Azidonaphthoyl‐ADP: a specific photolabel for the high‐affinity nucleotide‐binding sites of F1‐ATPase

Abstract
3'-O-[5-azidonaphthoyl]-ADP has been synthesized as a photoreactive analog to 3'-O-naphthoyl(1)-ADP which is known to bind to the high-affinity nucleotide sites of mitochondrial F1-ATPase, considered to be the catalytic sites. The photolabel in the dark acts as a ligand to F1-ATPase and as a competitive inhibitor with Ki = 11 microM. Binding to the enzyme is accompanied by a quench of endogenous protein fluorescence leveling off at an occupancy of 1 mol/mol F1, whereas the total number of reversible sites accessible to the analog is 3 mol/mol F1 as measured by isotope studies.
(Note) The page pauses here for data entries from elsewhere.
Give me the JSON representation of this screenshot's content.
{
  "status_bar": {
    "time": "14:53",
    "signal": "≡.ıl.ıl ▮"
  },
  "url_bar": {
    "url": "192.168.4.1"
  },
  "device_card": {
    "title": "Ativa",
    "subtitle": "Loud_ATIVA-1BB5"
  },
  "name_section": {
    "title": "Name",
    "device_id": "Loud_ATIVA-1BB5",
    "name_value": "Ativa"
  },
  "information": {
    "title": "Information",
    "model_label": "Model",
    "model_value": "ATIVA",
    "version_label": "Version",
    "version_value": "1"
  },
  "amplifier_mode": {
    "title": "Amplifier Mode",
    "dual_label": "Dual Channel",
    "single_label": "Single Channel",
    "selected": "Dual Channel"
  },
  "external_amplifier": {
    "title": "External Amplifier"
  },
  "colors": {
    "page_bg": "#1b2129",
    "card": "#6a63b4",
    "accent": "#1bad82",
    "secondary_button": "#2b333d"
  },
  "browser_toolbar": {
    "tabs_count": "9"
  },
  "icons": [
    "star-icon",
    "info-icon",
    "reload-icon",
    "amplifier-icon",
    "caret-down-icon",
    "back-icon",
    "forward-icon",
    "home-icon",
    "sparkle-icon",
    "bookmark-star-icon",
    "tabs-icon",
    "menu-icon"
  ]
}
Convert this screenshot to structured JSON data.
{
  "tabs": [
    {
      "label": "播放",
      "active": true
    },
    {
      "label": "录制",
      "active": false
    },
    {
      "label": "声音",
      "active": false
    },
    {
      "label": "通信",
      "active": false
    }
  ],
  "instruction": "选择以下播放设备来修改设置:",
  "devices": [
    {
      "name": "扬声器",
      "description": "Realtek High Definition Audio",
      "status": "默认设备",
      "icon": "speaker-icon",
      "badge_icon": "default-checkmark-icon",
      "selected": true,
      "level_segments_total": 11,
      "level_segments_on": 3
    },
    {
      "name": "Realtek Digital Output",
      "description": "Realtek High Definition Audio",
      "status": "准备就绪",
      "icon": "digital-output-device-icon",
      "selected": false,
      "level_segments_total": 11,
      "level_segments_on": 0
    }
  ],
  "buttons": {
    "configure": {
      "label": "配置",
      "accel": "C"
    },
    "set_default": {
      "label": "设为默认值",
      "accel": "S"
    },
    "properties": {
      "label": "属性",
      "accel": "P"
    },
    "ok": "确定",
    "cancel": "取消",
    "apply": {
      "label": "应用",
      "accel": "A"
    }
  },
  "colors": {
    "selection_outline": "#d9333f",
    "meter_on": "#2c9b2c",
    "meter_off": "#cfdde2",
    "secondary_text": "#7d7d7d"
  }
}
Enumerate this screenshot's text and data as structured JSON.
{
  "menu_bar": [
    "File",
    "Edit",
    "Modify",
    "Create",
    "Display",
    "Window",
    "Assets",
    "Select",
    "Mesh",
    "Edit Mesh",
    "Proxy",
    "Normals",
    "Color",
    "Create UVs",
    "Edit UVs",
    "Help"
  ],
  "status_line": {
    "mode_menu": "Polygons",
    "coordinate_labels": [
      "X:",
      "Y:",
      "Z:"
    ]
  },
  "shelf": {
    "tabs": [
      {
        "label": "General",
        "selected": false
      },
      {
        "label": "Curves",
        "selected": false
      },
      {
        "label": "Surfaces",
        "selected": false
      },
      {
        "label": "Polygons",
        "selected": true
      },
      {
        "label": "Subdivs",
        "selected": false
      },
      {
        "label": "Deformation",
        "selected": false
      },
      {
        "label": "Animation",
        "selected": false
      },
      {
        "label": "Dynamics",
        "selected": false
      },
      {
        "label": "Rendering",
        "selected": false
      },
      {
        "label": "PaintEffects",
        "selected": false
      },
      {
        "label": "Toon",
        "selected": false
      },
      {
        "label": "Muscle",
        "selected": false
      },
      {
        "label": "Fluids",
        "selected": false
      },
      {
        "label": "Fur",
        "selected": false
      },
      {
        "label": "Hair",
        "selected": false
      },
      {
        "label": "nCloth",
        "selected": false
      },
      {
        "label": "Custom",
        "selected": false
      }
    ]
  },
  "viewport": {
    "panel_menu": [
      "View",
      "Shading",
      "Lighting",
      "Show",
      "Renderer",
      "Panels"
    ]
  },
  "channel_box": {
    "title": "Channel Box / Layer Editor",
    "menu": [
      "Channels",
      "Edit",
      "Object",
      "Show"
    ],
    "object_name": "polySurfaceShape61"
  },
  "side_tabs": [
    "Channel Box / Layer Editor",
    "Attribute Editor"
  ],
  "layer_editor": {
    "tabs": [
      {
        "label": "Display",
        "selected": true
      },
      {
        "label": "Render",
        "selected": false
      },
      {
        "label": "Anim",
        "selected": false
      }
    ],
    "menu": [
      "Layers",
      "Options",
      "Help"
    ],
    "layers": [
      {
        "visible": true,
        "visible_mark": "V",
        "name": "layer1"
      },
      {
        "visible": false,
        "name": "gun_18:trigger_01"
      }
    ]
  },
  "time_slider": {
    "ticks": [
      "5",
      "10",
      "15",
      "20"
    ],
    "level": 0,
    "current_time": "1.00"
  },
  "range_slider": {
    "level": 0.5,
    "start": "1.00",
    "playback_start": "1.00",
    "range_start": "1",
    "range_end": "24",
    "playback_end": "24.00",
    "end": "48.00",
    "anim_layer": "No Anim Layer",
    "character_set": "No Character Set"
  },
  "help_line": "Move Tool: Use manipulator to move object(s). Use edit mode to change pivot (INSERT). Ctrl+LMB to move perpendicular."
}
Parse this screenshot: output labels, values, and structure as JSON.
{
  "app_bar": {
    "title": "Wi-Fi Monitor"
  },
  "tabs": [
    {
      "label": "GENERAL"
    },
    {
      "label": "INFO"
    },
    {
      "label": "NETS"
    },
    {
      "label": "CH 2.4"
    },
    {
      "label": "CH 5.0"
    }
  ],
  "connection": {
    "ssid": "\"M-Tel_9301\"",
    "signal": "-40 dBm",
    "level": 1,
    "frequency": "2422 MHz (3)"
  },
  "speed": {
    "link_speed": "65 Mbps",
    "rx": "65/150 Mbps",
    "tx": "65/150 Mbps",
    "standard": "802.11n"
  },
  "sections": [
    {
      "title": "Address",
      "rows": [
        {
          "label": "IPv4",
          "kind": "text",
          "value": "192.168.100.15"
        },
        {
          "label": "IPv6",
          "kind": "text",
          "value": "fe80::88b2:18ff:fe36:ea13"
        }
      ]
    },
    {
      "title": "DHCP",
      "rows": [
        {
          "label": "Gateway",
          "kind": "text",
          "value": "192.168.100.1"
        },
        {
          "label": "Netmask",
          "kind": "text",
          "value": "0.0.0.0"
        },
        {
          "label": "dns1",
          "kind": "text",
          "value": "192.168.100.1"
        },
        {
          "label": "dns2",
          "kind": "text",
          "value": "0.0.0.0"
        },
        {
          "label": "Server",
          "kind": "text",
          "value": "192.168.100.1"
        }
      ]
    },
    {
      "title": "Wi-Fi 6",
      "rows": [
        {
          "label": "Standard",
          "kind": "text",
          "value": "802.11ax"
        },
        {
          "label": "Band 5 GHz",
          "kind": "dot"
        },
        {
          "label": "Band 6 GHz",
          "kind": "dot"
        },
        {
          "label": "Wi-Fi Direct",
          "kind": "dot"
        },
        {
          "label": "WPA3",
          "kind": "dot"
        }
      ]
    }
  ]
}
Covalent insertion by near ultraviolet activation of the probe yields labeling of both alpha and beta polypeptides of F1; it is accompanied by corresponding removal of reversible high-affinity sites for ADP or naphthoyl-ADP and by an inhibition of the enzyme; total inactivation occurs at a covalent occupancy of 2 mol/mol F1. This is the maximum number of sites accessible to covalent modification by the label; one reversible site is still available in the totally inactivated enzyme. This observation is discussed in terms of a stochastic model requiring a minimum of two interacting catalytic domains out of three in order to commence catalysis.